「集合日」と呼ばれている稽古初日までの間、出演者である生徒たちの知らないところで、スタッフらは奔走しています。

最高の作品を作るため、その稽古をスムーズに行なうために、やらなければならないこと、細かく決めてゆかなければならないことは山のようにあるでしょう。何しろ大所帯ですからねぇ。それに芝居&ショーといった二本立ての場合がほとんどですから。


<スタッフを決める>

脚本&演出は、宝塚歌劇団専属の先生方。音楽や振付、衣装や装置なども、歌劇団専属のスタッフが大勢います。自分の書いた脚本を、どのスタッフに担当してもらうのか……。スタッフによって作品の雰囲気はガラッと変わるでしょうから、非常に重要なことですね。

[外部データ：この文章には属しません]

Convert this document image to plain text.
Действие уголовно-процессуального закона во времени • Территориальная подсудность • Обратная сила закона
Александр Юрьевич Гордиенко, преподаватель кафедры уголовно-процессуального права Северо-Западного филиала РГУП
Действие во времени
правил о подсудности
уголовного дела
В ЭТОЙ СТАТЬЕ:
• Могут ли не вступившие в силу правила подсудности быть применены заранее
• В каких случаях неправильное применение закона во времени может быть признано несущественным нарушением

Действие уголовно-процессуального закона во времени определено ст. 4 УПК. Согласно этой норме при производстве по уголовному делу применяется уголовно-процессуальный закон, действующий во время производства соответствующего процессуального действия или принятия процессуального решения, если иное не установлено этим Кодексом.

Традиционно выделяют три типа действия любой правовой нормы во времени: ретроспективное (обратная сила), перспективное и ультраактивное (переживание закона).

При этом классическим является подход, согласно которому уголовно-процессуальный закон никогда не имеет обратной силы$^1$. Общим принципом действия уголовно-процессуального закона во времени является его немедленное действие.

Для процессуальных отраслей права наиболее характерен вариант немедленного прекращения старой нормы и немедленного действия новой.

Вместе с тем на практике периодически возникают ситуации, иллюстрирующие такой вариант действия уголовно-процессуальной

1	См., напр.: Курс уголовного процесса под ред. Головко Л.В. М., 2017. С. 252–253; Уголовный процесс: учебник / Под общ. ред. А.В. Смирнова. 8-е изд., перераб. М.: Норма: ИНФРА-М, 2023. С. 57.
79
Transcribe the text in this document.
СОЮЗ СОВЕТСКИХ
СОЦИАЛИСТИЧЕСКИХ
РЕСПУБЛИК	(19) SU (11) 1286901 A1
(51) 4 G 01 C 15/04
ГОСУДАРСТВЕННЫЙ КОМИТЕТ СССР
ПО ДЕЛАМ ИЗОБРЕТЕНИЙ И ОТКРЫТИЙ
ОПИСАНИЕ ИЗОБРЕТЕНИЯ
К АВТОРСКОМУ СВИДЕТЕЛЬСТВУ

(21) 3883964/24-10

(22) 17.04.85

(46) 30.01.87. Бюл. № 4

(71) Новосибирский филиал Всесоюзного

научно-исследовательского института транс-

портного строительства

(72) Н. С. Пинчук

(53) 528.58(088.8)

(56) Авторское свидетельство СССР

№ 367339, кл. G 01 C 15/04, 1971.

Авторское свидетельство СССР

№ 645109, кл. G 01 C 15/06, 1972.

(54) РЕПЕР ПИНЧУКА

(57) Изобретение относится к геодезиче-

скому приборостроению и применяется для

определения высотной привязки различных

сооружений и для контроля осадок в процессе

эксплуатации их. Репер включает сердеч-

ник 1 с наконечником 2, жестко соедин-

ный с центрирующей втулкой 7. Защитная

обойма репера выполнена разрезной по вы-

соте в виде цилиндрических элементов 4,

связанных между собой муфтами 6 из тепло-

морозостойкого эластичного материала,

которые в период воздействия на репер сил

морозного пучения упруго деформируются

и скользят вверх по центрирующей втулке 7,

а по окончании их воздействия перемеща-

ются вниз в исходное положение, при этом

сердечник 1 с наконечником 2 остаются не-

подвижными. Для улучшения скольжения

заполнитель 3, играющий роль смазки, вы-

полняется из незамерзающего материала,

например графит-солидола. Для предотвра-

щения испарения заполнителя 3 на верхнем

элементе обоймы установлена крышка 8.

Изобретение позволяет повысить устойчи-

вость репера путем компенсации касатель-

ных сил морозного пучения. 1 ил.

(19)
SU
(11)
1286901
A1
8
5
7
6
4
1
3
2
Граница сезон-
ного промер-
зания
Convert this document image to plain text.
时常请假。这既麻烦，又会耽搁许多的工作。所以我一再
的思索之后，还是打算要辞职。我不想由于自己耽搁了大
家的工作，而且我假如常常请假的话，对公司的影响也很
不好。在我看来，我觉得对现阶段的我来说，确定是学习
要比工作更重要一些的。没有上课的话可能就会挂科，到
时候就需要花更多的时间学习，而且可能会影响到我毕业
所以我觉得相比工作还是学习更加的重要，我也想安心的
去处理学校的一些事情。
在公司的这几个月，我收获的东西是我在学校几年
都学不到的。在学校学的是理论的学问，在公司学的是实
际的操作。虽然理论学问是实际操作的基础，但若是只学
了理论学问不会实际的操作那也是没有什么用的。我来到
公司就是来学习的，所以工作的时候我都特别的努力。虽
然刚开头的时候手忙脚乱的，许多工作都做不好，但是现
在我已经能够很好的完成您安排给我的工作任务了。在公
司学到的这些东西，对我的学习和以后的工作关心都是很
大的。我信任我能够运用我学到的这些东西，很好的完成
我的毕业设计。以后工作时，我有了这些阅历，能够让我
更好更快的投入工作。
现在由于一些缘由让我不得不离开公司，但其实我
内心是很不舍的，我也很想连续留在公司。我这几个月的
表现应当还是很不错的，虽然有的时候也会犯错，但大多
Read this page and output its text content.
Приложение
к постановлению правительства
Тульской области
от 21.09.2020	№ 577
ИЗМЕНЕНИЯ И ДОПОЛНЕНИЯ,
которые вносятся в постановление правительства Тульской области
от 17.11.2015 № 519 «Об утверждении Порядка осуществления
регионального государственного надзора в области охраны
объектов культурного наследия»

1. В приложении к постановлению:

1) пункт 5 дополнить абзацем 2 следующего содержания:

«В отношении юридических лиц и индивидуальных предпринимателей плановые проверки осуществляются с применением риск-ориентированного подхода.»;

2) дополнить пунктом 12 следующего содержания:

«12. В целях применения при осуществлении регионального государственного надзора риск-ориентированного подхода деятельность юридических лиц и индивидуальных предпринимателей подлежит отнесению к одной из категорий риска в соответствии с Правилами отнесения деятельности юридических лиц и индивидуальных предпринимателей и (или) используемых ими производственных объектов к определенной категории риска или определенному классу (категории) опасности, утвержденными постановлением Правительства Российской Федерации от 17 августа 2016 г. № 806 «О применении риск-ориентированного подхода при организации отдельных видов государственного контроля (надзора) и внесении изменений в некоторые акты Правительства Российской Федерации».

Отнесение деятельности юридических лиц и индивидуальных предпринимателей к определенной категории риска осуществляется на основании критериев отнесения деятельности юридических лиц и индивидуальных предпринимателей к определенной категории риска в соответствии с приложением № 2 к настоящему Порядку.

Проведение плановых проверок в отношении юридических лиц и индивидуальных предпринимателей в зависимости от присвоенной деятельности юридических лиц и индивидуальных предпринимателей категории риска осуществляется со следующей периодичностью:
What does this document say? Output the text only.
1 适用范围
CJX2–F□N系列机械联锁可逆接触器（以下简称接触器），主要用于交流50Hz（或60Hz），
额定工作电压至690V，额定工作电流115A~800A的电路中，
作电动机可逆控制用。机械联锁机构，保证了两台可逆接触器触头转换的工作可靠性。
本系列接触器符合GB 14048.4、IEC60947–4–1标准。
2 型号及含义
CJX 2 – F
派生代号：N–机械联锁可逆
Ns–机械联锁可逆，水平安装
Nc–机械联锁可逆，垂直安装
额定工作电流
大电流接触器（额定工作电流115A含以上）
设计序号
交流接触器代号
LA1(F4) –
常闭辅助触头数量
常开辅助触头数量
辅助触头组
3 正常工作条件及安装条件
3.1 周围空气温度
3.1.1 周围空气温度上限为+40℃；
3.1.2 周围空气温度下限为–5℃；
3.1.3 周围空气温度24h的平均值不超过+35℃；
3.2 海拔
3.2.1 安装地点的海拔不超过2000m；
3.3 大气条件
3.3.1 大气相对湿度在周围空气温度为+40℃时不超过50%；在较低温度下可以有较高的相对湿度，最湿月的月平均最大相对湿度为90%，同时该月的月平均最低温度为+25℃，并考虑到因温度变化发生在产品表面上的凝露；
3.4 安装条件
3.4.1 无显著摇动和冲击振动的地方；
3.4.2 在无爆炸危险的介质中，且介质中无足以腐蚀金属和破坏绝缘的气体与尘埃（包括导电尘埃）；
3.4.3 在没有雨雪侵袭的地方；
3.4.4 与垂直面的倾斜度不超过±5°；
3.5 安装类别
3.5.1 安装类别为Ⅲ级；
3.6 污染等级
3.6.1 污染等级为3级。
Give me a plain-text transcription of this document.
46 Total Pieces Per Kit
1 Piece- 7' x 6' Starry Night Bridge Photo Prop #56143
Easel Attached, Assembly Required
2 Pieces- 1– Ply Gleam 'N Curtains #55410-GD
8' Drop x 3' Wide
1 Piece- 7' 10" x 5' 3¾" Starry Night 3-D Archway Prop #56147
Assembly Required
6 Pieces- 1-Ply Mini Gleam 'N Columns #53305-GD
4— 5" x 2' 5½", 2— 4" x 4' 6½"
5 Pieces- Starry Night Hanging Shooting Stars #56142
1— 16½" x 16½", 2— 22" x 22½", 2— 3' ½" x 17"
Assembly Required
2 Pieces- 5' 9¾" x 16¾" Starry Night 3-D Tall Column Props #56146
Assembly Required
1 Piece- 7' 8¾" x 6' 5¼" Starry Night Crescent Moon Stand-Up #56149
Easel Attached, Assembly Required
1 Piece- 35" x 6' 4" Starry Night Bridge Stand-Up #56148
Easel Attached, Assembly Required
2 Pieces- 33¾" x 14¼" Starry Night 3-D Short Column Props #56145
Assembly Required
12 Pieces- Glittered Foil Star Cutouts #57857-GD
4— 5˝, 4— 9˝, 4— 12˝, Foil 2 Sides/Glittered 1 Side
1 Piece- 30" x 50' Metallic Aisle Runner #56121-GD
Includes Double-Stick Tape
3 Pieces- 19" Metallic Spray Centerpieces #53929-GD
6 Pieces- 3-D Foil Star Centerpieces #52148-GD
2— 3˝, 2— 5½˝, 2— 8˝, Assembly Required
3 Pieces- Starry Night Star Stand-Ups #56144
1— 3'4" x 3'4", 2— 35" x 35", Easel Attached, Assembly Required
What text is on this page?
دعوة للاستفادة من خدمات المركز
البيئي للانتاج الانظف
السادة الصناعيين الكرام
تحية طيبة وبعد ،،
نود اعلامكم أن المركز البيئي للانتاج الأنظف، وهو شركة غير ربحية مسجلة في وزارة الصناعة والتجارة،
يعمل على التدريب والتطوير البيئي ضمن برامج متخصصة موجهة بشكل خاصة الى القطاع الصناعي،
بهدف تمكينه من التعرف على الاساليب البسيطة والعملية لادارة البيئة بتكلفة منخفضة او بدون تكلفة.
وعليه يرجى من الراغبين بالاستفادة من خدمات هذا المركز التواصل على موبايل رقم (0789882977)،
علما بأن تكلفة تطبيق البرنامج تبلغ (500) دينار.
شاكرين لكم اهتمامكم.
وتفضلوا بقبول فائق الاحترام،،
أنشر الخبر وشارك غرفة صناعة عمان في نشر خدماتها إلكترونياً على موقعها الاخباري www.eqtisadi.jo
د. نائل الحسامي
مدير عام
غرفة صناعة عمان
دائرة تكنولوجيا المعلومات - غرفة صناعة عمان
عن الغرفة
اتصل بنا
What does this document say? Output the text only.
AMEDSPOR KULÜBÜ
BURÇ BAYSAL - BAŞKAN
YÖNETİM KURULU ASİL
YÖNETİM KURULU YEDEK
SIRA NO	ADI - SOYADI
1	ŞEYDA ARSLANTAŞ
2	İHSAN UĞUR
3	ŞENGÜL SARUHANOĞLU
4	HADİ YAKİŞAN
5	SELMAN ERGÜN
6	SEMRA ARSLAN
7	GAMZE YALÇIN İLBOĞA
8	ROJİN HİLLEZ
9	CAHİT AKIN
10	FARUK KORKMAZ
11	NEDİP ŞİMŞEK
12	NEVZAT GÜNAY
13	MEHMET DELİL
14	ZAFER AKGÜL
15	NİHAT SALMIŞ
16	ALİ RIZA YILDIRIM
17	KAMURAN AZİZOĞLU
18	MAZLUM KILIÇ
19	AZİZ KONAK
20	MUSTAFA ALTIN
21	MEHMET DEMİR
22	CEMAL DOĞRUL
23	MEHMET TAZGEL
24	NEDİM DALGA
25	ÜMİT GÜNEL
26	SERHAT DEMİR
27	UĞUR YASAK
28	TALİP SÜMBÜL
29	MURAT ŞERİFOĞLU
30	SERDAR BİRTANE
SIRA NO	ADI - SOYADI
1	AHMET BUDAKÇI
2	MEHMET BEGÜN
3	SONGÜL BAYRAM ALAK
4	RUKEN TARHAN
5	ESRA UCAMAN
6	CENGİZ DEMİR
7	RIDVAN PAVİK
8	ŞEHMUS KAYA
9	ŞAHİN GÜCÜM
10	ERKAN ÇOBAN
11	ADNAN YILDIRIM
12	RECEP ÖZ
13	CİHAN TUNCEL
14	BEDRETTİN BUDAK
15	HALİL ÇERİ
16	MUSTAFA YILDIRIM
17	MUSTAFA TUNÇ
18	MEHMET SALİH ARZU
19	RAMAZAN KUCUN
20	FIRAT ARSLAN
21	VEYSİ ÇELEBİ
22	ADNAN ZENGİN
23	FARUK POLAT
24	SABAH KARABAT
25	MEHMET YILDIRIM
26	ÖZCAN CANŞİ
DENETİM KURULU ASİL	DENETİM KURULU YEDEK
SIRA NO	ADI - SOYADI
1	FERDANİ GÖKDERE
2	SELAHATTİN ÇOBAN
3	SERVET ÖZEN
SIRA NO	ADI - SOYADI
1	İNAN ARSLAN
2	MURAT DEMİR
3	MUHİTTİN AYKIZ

ファンの方なら感じていらっしゃるように「●●先生演出の作品は、○○先生が音楽を担当する」といったケースが多々あります。多くを語らなくても、演出の意図を理解してもらえる“あうん”の呼吸といったところでしょうか。

ショーの振り付けに多いですが、歌劇団外部の方に担当してもらう場合もあります。中には今まで一度も宝塚の作品を作ったことのないスタッフもいます。外部のスタッフの場合、他の仕事との兼ね合いなど、稽古のスケジュール調整も苦労する点でしょう。